Continua a crescere il numero di rifugiati libici che arrivano in Tunisia - in fuga dalla regione occidentale delle montagne - rileva l'Alto Commissariato delle Nazioni Unite per i Rifugiati (UNHCR). Lo scorso fine settimana ben seimila cittadini libici sono arrivati nell'area di Dehiba, nel sud della Tunisia. Negli ultimi dieci giorni - stima l'UNHCR - sono stati complessivamente diecimila.
Si tratta per la maggior parte di famiglie provenienti dalla città di Nalut, a cinquanta chilometri dal confine con la Tunisia. La regione di Western Mountains si trova effettivamente da un mese sotto assedio da parte delle forze governative - confermano i nuovi arrivati agli operatori UNHCR. E la pressione sulla popolazione civile cresce di giorno in giorno. Nel timore dei combattimenti e dei bombardamenti - che durante il fine settimana si sono ulteriormente intensificati - hanno quindi deciso di lasciare le proprie case. Il conflitto, poi, si starebbe spostando ancora più vicino alla città di Nalut. Ieri dall'area di Dehiba era possibile scorgere colonne di fumo scuro e sentire forti esplosioni, provenienti dall'interno del territorio libico.
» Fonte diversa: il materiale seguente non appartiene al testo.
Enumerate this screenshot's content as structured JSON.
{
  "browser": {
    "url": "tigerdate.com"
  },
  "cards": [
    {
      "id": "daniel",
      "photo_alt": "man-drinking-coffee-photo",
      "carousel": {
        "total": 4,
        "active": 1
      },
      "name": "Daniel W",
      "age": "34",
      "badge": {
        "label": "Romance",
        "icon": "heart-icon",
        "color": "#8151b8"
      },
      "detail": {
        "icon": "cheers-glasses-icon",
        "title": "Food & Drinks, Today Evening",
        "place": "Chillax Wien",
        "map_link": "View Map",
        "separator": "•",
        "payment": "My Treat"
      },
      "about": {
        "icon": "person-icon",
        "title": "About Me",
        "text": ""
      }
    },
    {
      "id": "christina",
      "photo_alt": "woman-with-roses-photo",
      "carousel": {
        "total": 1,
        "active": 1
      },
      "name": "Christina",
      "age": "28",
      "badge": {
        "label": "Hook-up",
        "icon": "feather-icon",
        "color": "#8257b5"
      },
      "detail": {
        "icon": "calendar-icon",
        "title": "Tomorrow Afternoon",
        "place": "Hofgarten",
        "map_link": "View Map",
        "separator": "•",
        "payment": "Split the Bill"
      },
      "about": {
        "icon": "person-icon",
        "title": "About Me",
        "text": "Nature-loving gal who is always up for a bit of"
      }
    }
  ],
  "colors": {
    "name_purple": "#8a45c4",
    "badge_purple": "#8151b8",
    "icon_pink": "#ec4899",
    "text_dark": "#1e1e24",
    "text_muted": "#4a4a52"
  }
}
Hanno impiegato da quattro a cinque ore di auto - sulle tortuose strade di montagna - prima di raggiungere la Tunisia, raccontano ancora i rifugiati allo staff UNHCR. Un tragitto, quello da Nalut alla Tunisia, che normalmente si percorre in meno di un'ora. Una volta entrati nel paese vicino i rifugiati si rivolgono alle autorità al posto ufficiale di frontiera di Dehiba per registrare il loro ingresso e regolarizzare il loro soggiorno.
La città di Dehiba adesso brulica di rifugiati libici. Il numero di auto libiche negli ultimi giorni si è addirittura triplicato. La maggior parte delle famiglie arrivate - composte mediamente da sei persone - ha trovato alloggio presso le comunità locali o presso altre famiglie. Alcuni sono riusciti a sistemarsi in edifici pubblici o in uno dei tre campi allestiti dalle autorità locali, dalla Mezzaluna Rossa degli Emirati Arabi Uniti e dall'UNHCR.
Fino a questa mattina il campo allestito dall'UNHCR a Remada ospitava quasi mille persone, mentre si continuano a montare tende per cercare di soddisfare la crescente domanda di alloggi. La fornitura d'acqua, i servizi igienici, le docce e l'energia elettrica sono già attivi.
Nell'est della Libia, invece, è arrivata sabato nel porto di Bengasi una nave partita da Misurata con a bordo centinaia di persone, tra le quali 22 famiglie di iracheni. Sono rifugiati e richiedenti asilo che hanno descritto agli operatori UNHCR una drammatica situazione nella terza città libica, dove missili e bombe colpiscono regolarmente aree abitate. Hanno ringraziato la popolazione libica per aver condiviso con loro cibo, acqua e alloggi per diverse settimane. E soprattutto per averli accompagnati in porto dove hanno potuto imbarcarsi per essere trasferiti in un'area più sicura, proprio mentre erano in corso bombardamenti. Non avrebbero voluto lasciare Misurata - dicono ancora gli iracheni - ma la situazione nella città è diventata troppo pericolosa. Sono molto preoccupati per l'impatto che un altro conflitto potrebbe avere sui loro bambini.
Sono 35mila gli sfollati registrati a Bengasi, dicono le autorità locali. Ma secondo le stime dell'UNHCR il numero effettivo dovrebbe avvicinarsi alle centomila unità, poiché si ritiene che molti abitanti di Ajdabiyya abbiano cercato riparo nel capoluogo della Cirenaica. La maggior parte degli sfollati ha trovato ospitalità presso famiglie. In circa seimila vivono in diversi insediamenti nella città. Altre sacche di sfollati sono state individuate lungo il tratto di costa che va da Bengasi a Tobruk. In questa stessa settimana l'UNHCR invierà un team di operatori per prestare assistenza a queste persone.
Con l'aumentare del numero di rifugiati e sfollati, a causa dei combattimenti in Libia, cresce anche la pressione sulle agenzie umanitarie, i cui programmi si ritrovano gravemente sottofinanziati. La tensione in Libia si sta protraendo sempre di più e, se non verranno immediatamente garantiti nuovi finanziamenti, diverse attività di protezione e assistenza nelle aree di frontiera e all'interno della stessa Libia dovranno necessariamente essere ridimensionate.